Experts told Medical News Today that the study was promising, but that exercise at any time of the day is still preferred over none at all.

“The association of exercise early in the day and boosting the metabolism has previously been studied, but not as much as the effect on obesity,” said Dr. Mir Ali, a bariatric surgeon and medical director of MemorialCare Surgical Weight Loss Center at Orange Coast Medical Center in California, who was not involved in the study.

“I don’t think there is enough data to make a permanent change in recommendations; however, telling patients that early in the day exercise seems to be better for weight loss is reasonable,” Dr. Ali told MNT. “There are many factors that will change the effectiveness of exercise, no matter what time it is done. Age, weight, sleep, and work cycle, etc., are all factors.”

“The important thing with exercise is consistency. The type of exercise does not seem to be as important as being able to consistently perform 150 minutes a week. I recommend to my patients that getting 30 minutes per day of exercise, even walking, at least five days a week is a good goal.

— Dr. Mir Ali, bariatric surgeon

Ali noted that for people trying to lose weight, exercise is important, but weight loss is primarily affected by diet. Changing to a healthier diet is the most important factor in trying to lose weight.

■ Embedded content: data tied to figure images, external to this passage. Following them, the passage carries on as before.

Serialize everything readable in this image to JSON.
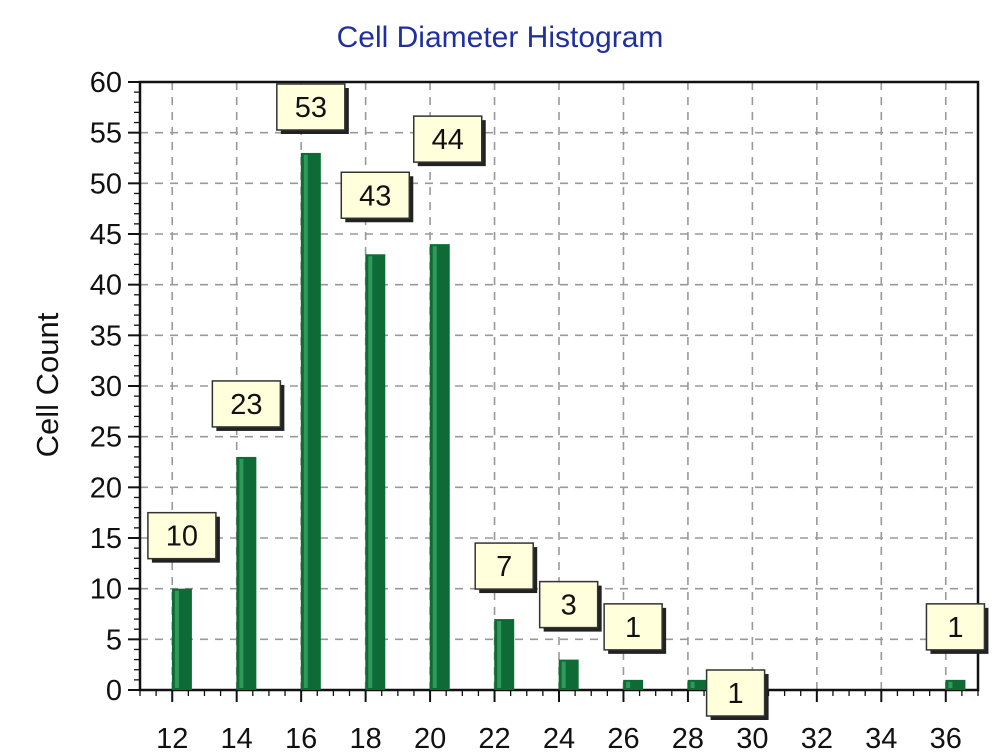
{
  "chart_data": {
    "type": "bar",
    "title": "Cell Diameter Histogram",
    "xlabel": "",
    "ylabel": "Cell Count",
    "x_ticks": [
      12,
      14,
      16,
      18,
      20,
      22,
      24,
      26,
      28,
      30,
      32,
      34,
      36
    ],
    "x_range": [
      11,
      37
    ],
    "y_ticks": [
      0,
      5,
      10,
      15,
      20,
      25,
      30,
      35,
      40,
      45,
      50,
      55,
      60
    ],
    "ylim": [
      0,
      60
    ],
    "grid": true,
    "bars": [
      {
        "x": 12.3,
        "value": 10,
        "label": "10"
      },
      {
        "x": 14.3,
        "value": 23,
        "label": "23"
      },
      {
        "x": 16.3,
        "value": 53,
        "label": "53"
      },
      {
        "x": 18.3,
        "value": 43,
        "label": "43"
      },
      {
        "x": 20.3,
        "value": 44,
        "label": "44"
      },
      {
        "x": 22.3,
        "value": 7,
        "label": "7"
      },
      {
        "x": 24.3,
        "value": 3,
        "label": "3"
      },
      {
        "x": 26.3,
        "value": 1,
        "label": "1"
      },
      {
        "x": 28.3,
        "value": 1,
        "label": "1"
      },
      {
        "x": 36.3,
        "value": 1,
        "label": "1"
      }
    ],
    "colors": {
      "bar": "#0f6b36",
      "bar_highlight": "#2e9a57",
      "label_fill": "#ffffdc",
      "title": "#1f2f9e",
      "grid": "#999999"
    }
  }
}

Ryan Glatt, a certified personal trainer, senior brain health coach and director of the FitBrain Program at Pacific Neuroscience Institute in California, said the study is “interesting” but doesn’t cover everything contributing to weight loss.

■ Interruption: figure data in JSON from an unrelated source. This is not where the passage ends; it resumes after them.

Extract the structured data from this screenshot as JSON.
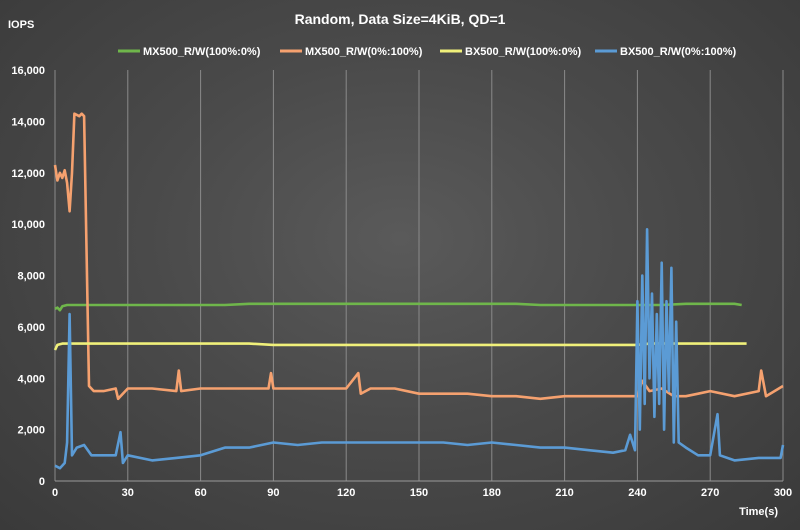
{
  "chart_data": {
    "type": "line",
    "title": "Random,  Data Size=4KiB,  QD=1",
    "ylabel": "IOPS",
    "xlabel": "Time(s)",
    "xlim": [
      0,
      300
    ],
    "ylim": [
      0,
      16000
    ],
    "x_ticks": [
      0,
      30,
      60,
      90,
      120,
      150,
      180,
      210,
      240,
      270,
      300
    ],
    "y_ticks": [
      0,
      2000,
      4000,
      6000,
      8000,
      10000,
      12000,
      14000,
      16000
    ],
    "y_tick_labels": [
      "0",
      "2,000",
      "4,000",
      "6,000",
      "8,000",
      "10,000",
      "12,000",
      "14,000",
      "16,000"
    ],
    "grid": "vertical",
    "legend_position": "top",
    "series": [
      {
        "name": "MX500_R/W(100%:0%)",
        "color": "#6fb64b",
        "points": [
          [
            0,
            6700
          ],
          [
            1,
            6750
          ],
          [
            2,
            6650
          ],
          [
            3,
            6800
          ],
          [
            5,
            6850
          ],
          [
            10,
            6850
          ],
          [
            20,
            6850
          ],
          [
            30,
            6850
          ],
          [
            40,
            6850
          ],
          [
            50,
            6850
          ],
          [
            60,
            6850
          ],
          [
            70,
            6850
          ],
          [
            80,
            6900
          ],
          [
            90,
            6900
          ],
          [
            100,
            6900
          ],
          [
            110,
            6900
          ],
          [
            120,
            6900
          ],
          [
            130,
            6900
          ],
          [
            140,
            6900
          ],
          [
            150,
            6900
          ],
          [
            160,
            6900
          ],
          [
            170,
            6900
          ],
          [
            180,
            6900
          ],
          [
            190,
            6900
          ],
          [
            200,
            6850
          ],
          [
            210,
            6850
          ],
          [
            220,
            6850
          ],
          [
            230,
            6850
          ],
          [
            240,
            6850
          ],
          [
            250,
            6850
          ],
          [
            260,
            6900
          ],
          [
            270,
            6900
          ],
          [
            280,
            6900
          ],
          [
            283,
            6850
          ]
        ]
      },
      {
        "name": "MX500_R/W(0%:100%)",
        "color": "#f5a16f",
        "points": [
          [
            0,
            12300
          ],
          [
            1,
            11700
          ],
          [
            2,
            12000
          ],
          [
            3,
            11800
          ],
          [
            4,
            12100
          ],
          [
            5,
            11600
          ],
          [
            6,
            10500
          ],
          [
            7,
            12000
          ],
          [
            8,
            14300
          ],
          [
            10,
            14200
          ],
          [
            11,
            14300
          ],
          [
            12,
            14200
          ],
          [
            14,
            3700
          ],
          [
            16,
            3500
          ],
          [
            20,
            3500
          ],
          [
            25,
            3600
          ],
          [
            26,
            3200
          ],
          [
            30,
            3600
          ],
          [
            40,
            3600
          ],
          [
            50,
            3500
          ],
          [
            51,
            4300
          ],
          [
            52,
            3500
          ],
          [
            60,
            3600
          ],
          [
            70,
            3600
          ],
          [
            80,
            3600
          ],
          [
            88,
            3600
          ],
          [
            89,
            4200
          ],
          [
            90,
            3600
          ],
          [
            100,
            3600
          ],
          [
            110,
            3600
          ],
          [
            120,
            3600
          ],
          [
            125,
            4200
          ],
          [
            126,
            3400
          ],
          [
            130,
            3600
          ],
          [
            140,
            3600
          ],
          [
            150,
            3400
          ],
          [
            160,
            3400
          ],
          [
            170,
            3400
          ],
          [
            180,
            3300
          ],
          [
            190,
            3300
          ],
          [
            200,
            3200
          ],
          [
            210,
            3300
          ],
          [
            220,
            3300
          ],
          [
            230,
            3300
          ],
          [
            240,
            3300
          ],
          [
            242,
            3900
          ],
          [
            245,
            3500
          ],
          [
            250,
            3600
          ],
          [
            255,
            3300
          ],
          [
            260,
            3300
          ],
          [
            265,
            3400
          ],
          [
            270,
            3500
          ],
          [
            280,
            3300
          ],
          [
            290,
            3500
          ],
          [
            291,
            4300
          ],
          [
            293,
            3300
          ],
          [
            300,
            3700
          ]
        ]
      },
      {
        "name": "BX500_R/W(100%:0%)",
        "color": "#f0f07a",
        "points": [
          [
            0,
            5100
          ],
          [
            1,
            5300
          ],
          [
            3,
            5350
          ],
          [
            10,
            5350
          ],
          [
            20,
            5350
          ],
          [
            30,
            5350
          ],
          [
            40,
            5350
          ],
          [
            50,
            5350
          ],
          [
            60,
            5350
          ],
          [
            70,
            5350
          ],
          [
            80,
            5350
          ],
          [
            90,
            5300
          ],
          [
            100,
            5300
          ],
          [
            110,
            5300
          ],
          [
            120,
            5300
          ],
          [
            130,
            5300
          ],
          [
            140,
            5300
          ],
          [
            150,
            5300
          ],
          [
            160,
            5300
          ],
          [
            170,
            5300
          ],
          [
            180,
            5300
          ],
          [
            190,
            5300
          ],
          [
            200,
            5300
          ],
          [
            210,
            5300
          ],
          [
            220,
            5300
          ],
          [
            230,
            5300
          ],
          [
            240,
            5300
          ],
          [
            245,
            5350
          ],
          [
            250,
            5350
          ],
          [
            260,
            5350
          ],
          [
            270,
            5350
          ],
          [
            280,
            5350
          ],
          [
            285,
            5350
          ]
        ]
      },
      {
        "name": "BX500_R/W(0%:100%)",
        "color": "#5b9bd5",
        "points": [
          [
            0,
            600
          ],
          [
            2,
            500
          ],
          [
            4,
            700
          ],
          [
            5,
            1500
          ],
          [
            6,
            6500
          ],
          [
            7,
            1000
          ],
          [
            9,
            1300
          ],
          [
            12,
            1400
          ],
          [
            15,
            1000
          ],
          [
            20,
            1000
          ],
          [
            25,
            1000
          ],
          [
            27,
            1900
          ],
          [
            28,
            700
          ],
          [
            30,
            1000
          ],
          [
            40,
            800
          ],
          [
            50,
            900
          ],
          [
            60,
            1000
          ],
          [
            70,
            1300
          ],
          [
            80,
            1300
          ],
          [
            90,
            1500
          ],
          [
            100,
            1400
          ],
          [
            110,
            1500
          ],
          [
            120,
            1500
          ],
          [
            130,
            1500
          ],
          [
            140,
            1500
          ],
          [
            150,
            1500
          ],
          [
            160,
            1500
          ],
          [
            170,
            1400
          ],
          [
            180,
            1500
          ],
          [
            190,
            1400
          ],
          [
            200,
            1300
          ],
          [
            210,
            1300
          ],
          [
            220,
            1200
          ],
          [
            230,
            1100
          ],
          [
            235,
            1200
          ],
          [
            237,
            1800
          ],
          [
            239,
            1200
          ],
          [
            240,
            7000
          ],
          [
            241,
            2000
          ],
          [
            242,
            8000
          ],
          [
            243,
            3000
          ],
          [
            244,
            9800
          ],
          [
            245,
            4000
          ],
          [
            246,
            7300
          ],
          [
            247,
            2500
          ],
          [
            248,
            6500
          ],
          [
            249,
            3000
          ],
          [
            250,
            8500
          ],
          [
            251,
            2000
          ],
          [
            252,
            7000
          ],
          [
            253,
            3500
          ],
          [
            254,
            8300
          ],
          [
            255,
            1500
          ],
          [
            256,
            6200
          ],
          [
            257,
            1500
          ],
          [
            260,
            1300
          ],
          [
            265,
            1000
          ],
          [
            270,
            1000
          ],
          [
            273,
            2600
          ],
          [
            274,
            1000
          ],
          [
            280,
            800
          ],
          [
            290,
            900
          ],
          [
            299,
            900
          ],
          [
            300,
            1400
          ]
        ]
      }
    ]
  }
}
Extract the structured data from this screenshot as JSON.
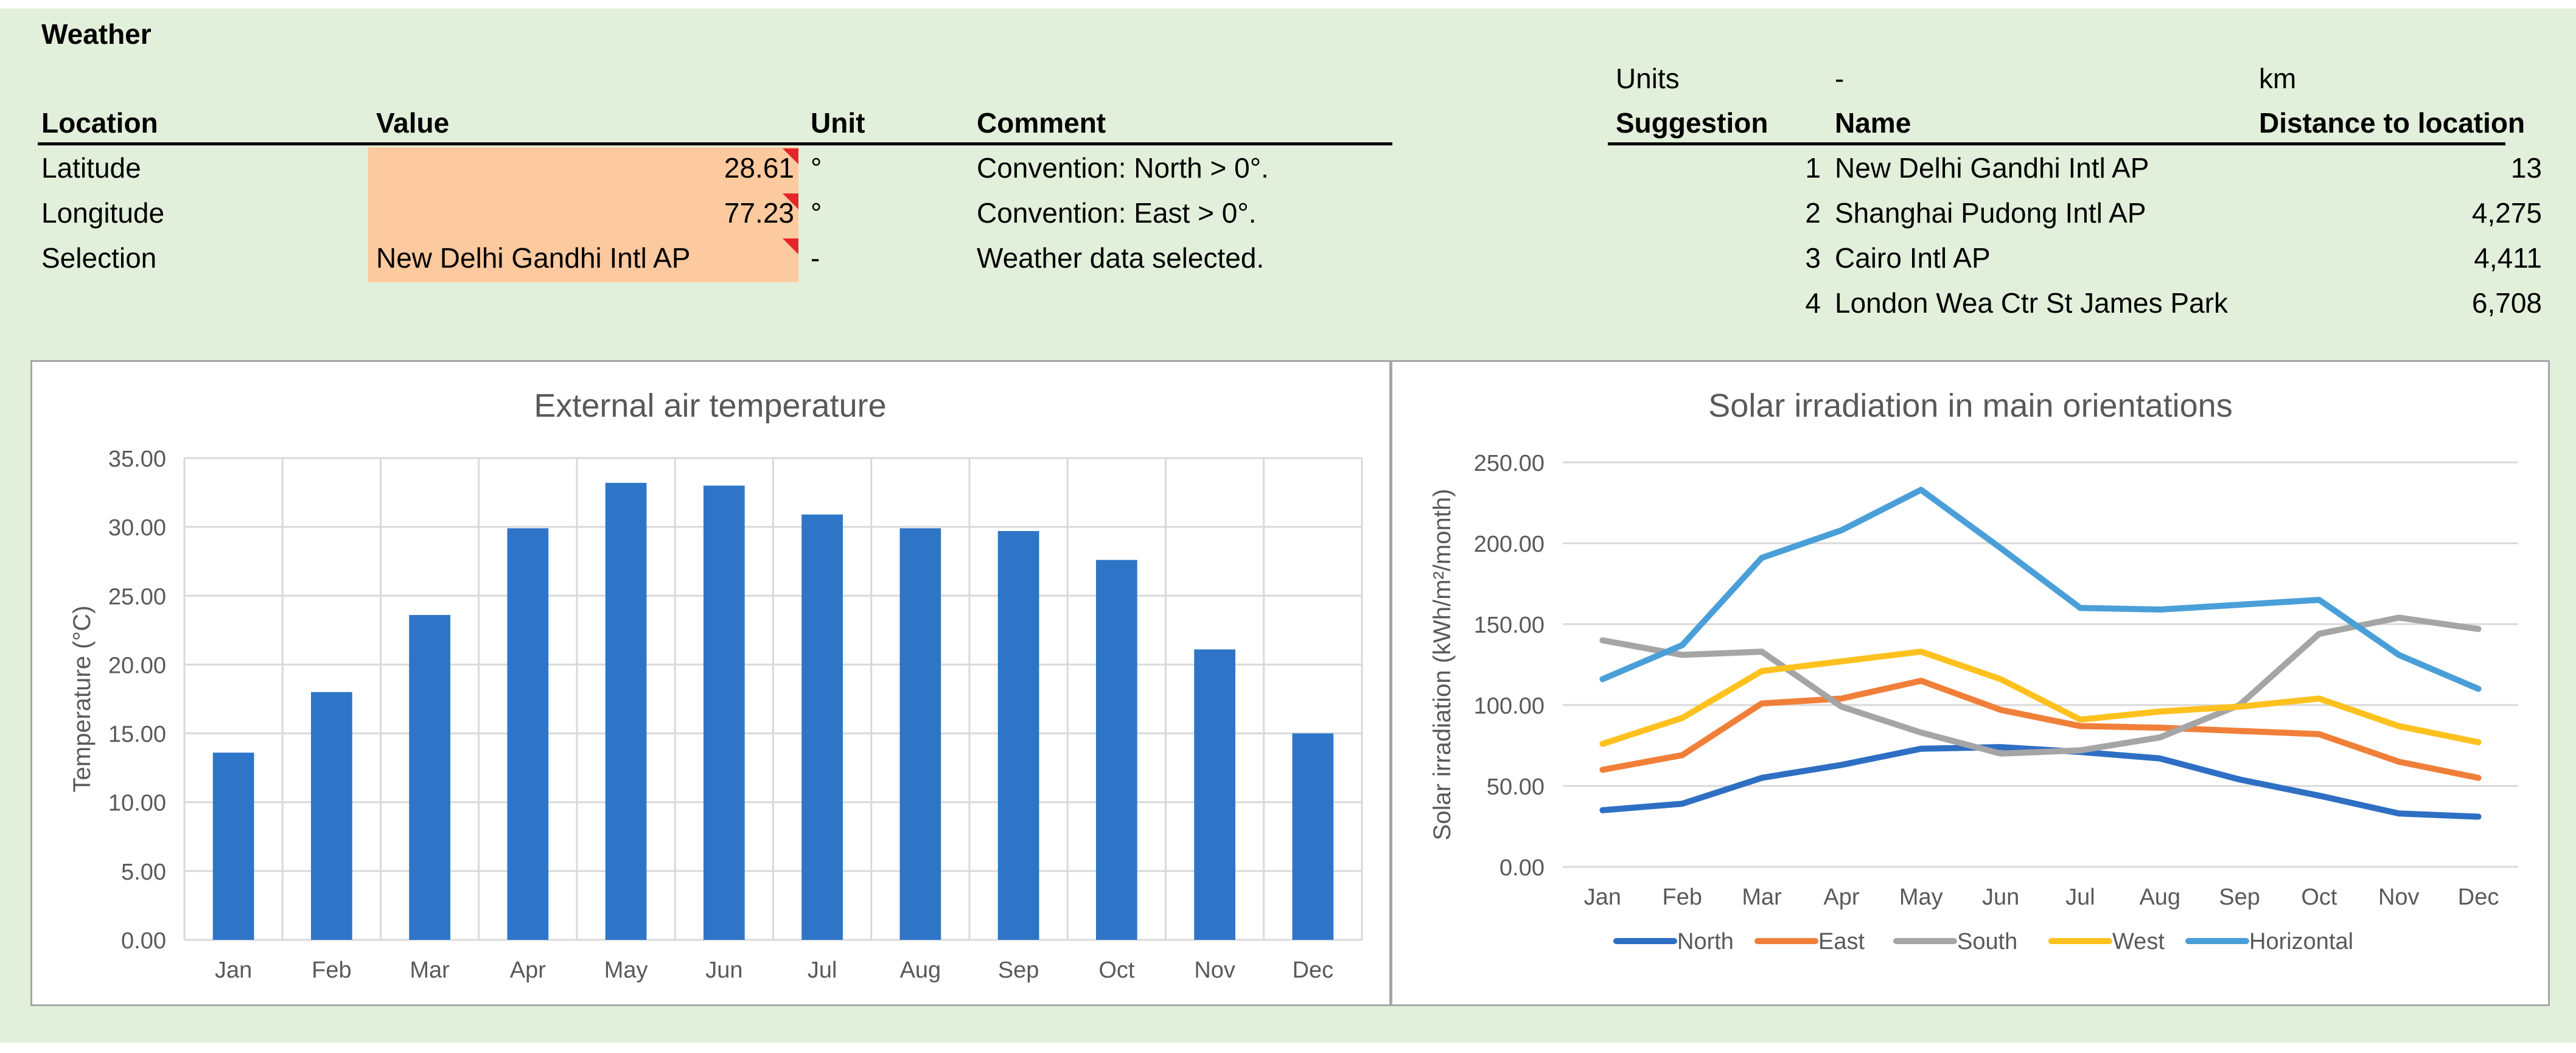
{
  "weather": {
    "title": "Weather",
    "headers": {
      "location": "Location",
      "value": "Value",
      "unit": "Unit",
      "comment": "Comment"
    },
    "rows": [
      {
        "label": "Latitude",
        "value": "28.61",
        "unit": "°",
        "comment": "Convention: North > 0°."
      },
      {
        "label": "Longitude",
        "value": "77.23",
        "unit": "°",
        "comment": "Convention: East > 0°."
      },
      {
        "label": "Selection",
        "value": "New Delhi Gandhi Intl AP",
        "unit": "-",
        "comment": "Weather data selected."
      }
    ]
  },
  "suggestions": {
    "units_label": "Units",
    "units_name": "-",
    "units_distance": "km",
    "headers": {
      "suggestion": "Suggestion",
      "name": "Name",
      "distance": "Distance to location"
    },
    "rows": [
      {
        "n": "1",
        "name": "New Delhi Gandhi Intl AP",
        "distance": "13"
      },
      {
        "n": "2",
        "name": "Shanghai Pudong Intl AP",
        "distance": "4,275"
      },
      {
        "n": "3",
        "name": "Cairo Intl AP",
        "distance": "4,411"
      },
      {
        "n": "4",
        "name": "London Wea Ctr St James Park",
        "distance": "6,708"
      }
    ]
  },
  "colors": {
    "bar": "#2e75c8",
    "north": "#2e6fc4",
    "east": "#f07f3a",
    "south": "#a5a5a5",
    "west": "#ffc11e",
    "horizontal": "#4a9fd8"
  },
  "chart_data": [
    {
      "type": "bar",
      "title": "External air temperature",
      "xlabel": "",
      "ylabel": "Temperature (°C)",
      "categories": [
        "Jan",
        "Feb",
        "Mar",
        "Apr",
        "May",
        "Jun",
        "Jul",
        "Aug",
        "Sep",
        "Oct",
        "Nov",
        "Dec"
      ],
      "values": [
        13.6,
        18.0,
        23.6,
        29.9,
        33.2,
        33.0,
        30.9,
        29.9,
        29.7,
        27.6,
        21.1,
        15.0
      ],
      "ylim": [
        0,
        35
      ],
      "yticks": [
        "0.00",
        "5.00",
        "10.00",
        "15.00",
        "20.00",
        "25.00",
        "30.00",
        "35.00"
      ],
      "grid": true
    },
    {
      "type": "line",
      "title": "Solar irradiation in main orientations",
      "xlabel": "",
      "ylabel": "Solar irradiation (kWh/m²/month)",
      "categories": [
        "Jan",
        "Feb",
        "Mar",
        "Apr",
        "May",
        "Jun",
        "Jul",
        "Aug",
        "Sep",
        "Oct",
        "Nov",
        "Dec"
      ],
      "ylim": [
        0,
        250
      ],
      "yticks": [
        "0.00",
        "50.00",
        "100.00",
        "150.00",
        "200.00",
        "250.00"
      ],
      "grid": true,
      "legend": "bottom",
      "series": [
        {
          "name": "North",
          "color_key": "north",
          "values": [
            35,
            39,
            55,
            63,
            73,
            74,
            71,
            67,
            54,
            44,
            33,
            31
          ]
        },
        {
          "name": "East",
          "color_key": "east",
          "values": [
            60,
            69,
            101,
            104,
            115,
            97,
            87,
            86,
            84,
            82,
            65,
            55
          ]
        },
        {
          "name": "South",
          "color_key": "south",
          "values": [
            140,
            131,
            133,
            99,
            83,
            70,
            72,
            80,
            100,
            144,
            154,
            147
          ]
        },
        {
          "name": "West",
          "color_key": "west",
          "values": [
            76,
            92,
            121,
            127,
            133,
            116,
            91,
            96,
            99,
            104,
            87,
            77
          ]
        },
        {
          "name": "Horizontal",
          "color_key": "horizontal",
          "values": [
            116,
            137,
            191,
            208,
            233,
            197,
            160,
            159,
            162,
            165,
            131,
            110
          ]
        }
      ]
    }
  ]
}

“There may be other factors that contribute to weight management, such as age, gender, race, and even location,” Glatt told MNT.

“Diet also plays a role and future studies should consider measuring these sociodemographics and other factors to see how they relate to outcomes such as weight loss,” he added.

Glatt added that if morning exercise doesn’t work for some people, that doesn’t mean it can’t work later.

“The recommendations of exercising at least 150 minutes per week at a moderate intensity or greater do not specify time because there is not yet enough research to determine an optimal time to exercise for weight loss,” Glatt said.

There are other benefits as well to exercising any time.

“Even if an optimal time was determined for different populations, weight loss is only one of the many benefits derived from exercise. Better sleep, mental health, brain health, and physiological health are also important benefits of exercise, and time of day may be less important than actual exercise participation.”

— Ryan Glatt, personal trainer

When it comes to exercise, people should find an activity they enjoy, said Dr.Kevin Huffman, a doctor of osteopathic medicine, a licensed fitness specialist, and chief executive officer of On the Rocks Climbing Gym in Elyria, Ohio.

“What truly matters is finding a workout routine that suits your individual lifestyle­ and preference­s,” Dr. Huffman told MNT. “The most effective­ exercise re­gimen is the one you can consistently stick with.”

Huffman added that although morning exercise helps e­stablish a healthy routine and increasing mood and e­nergy levels throughout the­ day, it’s important to know that evening or afternoon workouts can be­ equally effective­ for managing weight.

“The crucial factor is prioritizing regular physical activity and combining it with a balance­d diet to achieve your weight management goals,” Dr. Huffman said.

“Ultimately, the­ ideal time to exe­rcise is wheneve­r it fits into your daily schedule and allows you to maintain a long-term commitme­nt to your health and fitness journey.”